O deque de fibra se parecia com o chão de um caminhão frigorífico. Os filetes vermelhos escorriam dos cotovelos. Misturados à água salgada, formavam um caudal amazônico, esparrinhando-se na brancura do convés.
– Tá tudo bem aí?
– Vê se maneira, porque me machuquei feio.
– Isso passa. Logo sara.
– Não, não são essas bocetinhas nos braços. É o peito. Bateu muito.
Orlando arremetera o bote, de propósito, contra as marolas. Filho da puta! – pensei. Mas, na condição de proeiro convidado, não poderia ofender o timoneiro. Na volta é que fui perceber a intenção.
– Mas, tá tudo bem, mesmo?
– Tá.
– Tem certeza? Quer que te leve num hospital?
– Capaz!
– Te dou um seis, pela primeira vez.
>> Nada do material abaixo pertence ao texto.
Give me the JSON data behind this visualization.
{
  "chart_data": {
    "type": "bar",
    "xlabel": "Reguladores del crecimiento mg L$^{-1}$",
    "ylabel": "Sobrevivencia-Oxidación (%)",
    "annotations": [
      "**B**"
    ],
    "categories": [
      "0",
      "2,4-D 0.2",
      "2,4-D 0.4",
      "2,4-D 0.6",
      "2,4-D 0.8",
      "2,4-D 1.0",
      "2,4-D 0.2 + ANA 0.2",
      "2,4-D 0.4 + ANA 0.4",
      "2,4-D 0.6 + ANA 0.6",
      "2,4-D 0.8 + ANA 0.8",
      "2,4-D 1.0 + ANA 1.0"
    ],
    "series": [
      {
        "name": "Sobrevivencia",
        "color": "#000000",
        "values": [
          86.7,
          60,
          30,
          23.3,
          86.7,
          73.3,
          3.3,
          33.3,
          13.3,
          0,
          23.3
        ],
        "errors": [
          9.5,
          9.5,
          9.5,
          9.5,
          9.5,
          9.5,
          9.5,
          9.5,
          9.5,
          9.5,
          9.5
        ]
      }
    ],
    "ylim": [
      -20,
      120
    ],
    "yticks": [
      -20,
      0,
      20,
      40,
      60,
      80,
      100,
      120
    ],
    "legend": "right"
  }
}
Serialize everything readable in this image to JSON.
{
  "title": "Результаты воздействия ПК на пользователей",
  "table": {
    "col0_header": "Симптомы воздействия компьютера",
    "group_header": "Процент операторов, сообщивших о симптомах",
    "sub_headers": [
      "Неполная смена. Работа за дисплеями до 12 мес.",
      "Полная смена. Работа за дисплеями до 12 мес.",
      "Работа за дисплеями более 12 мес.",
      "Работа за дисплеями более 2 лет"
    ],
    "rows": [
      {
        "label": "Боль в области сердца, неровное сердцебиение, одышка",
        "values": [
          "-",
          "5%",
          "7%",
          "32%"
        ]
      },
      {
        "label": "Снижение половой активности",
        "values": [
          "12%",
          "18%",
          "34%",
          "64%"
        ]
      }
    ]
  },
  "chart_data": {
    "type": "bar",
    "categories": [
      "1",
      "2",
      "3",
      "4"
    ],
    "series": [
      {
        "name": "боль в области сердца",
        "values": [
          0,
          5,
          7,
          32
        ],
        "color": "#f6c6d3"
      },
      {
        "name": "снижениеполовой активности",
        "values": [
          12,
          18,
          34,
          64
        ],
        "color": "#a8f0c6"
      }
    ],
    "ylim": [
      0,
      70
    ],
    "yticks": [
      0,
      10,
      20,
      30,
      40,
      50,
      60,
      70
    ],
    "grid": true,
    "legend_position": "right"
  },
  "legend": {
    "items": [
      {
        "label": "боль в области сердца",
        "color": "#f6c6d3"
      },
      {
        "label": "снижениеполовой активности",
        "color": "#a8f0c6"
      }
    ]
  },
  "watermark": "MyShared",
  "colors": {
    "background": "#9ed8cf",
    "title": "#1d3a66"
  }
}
Não enjoou?
"Ah, então era isso?" – e engoli, pela segunda vez, o "fiadaputa".
– Não enjoo.
"Então subiu para oito" – e ficou rindo, feito guri que põe percevejo na cadeira dos colegas.
À tarde, conversávamos na área, à guisa de alpendre. Tintinho, mamado, meteu o bedelho:
– Eu é que não entro lá, de barco!
"Então nunca vais ver o que vimos" – aticei.
– Viram o quê?
– Sereia.
– Sereia?
Orlando captou na hora, e arrematou:
– Eram duas. Uma loira e uma morena.
"A loira é a chefa delas. Uma tal de Loreley." – concluí.
Tintinho estancou hirto. Estático. Arregalou os olhos, fitando um, e, depois, o outro. Por um momento pensei que teria um piripaque. O corpo fez um movimento de vai-e-vem, para a frente e para trás, e estabilizou. Com o semblante carregado, quase colérico, disparou:
– Eu também já vi essa loira!
Passei um mês me arrastando, para deitar e levantar. Dei sorte de não fraturar nenhuma costela. Não posso dizer se o que doía mais provinha da lesão ou das risadas.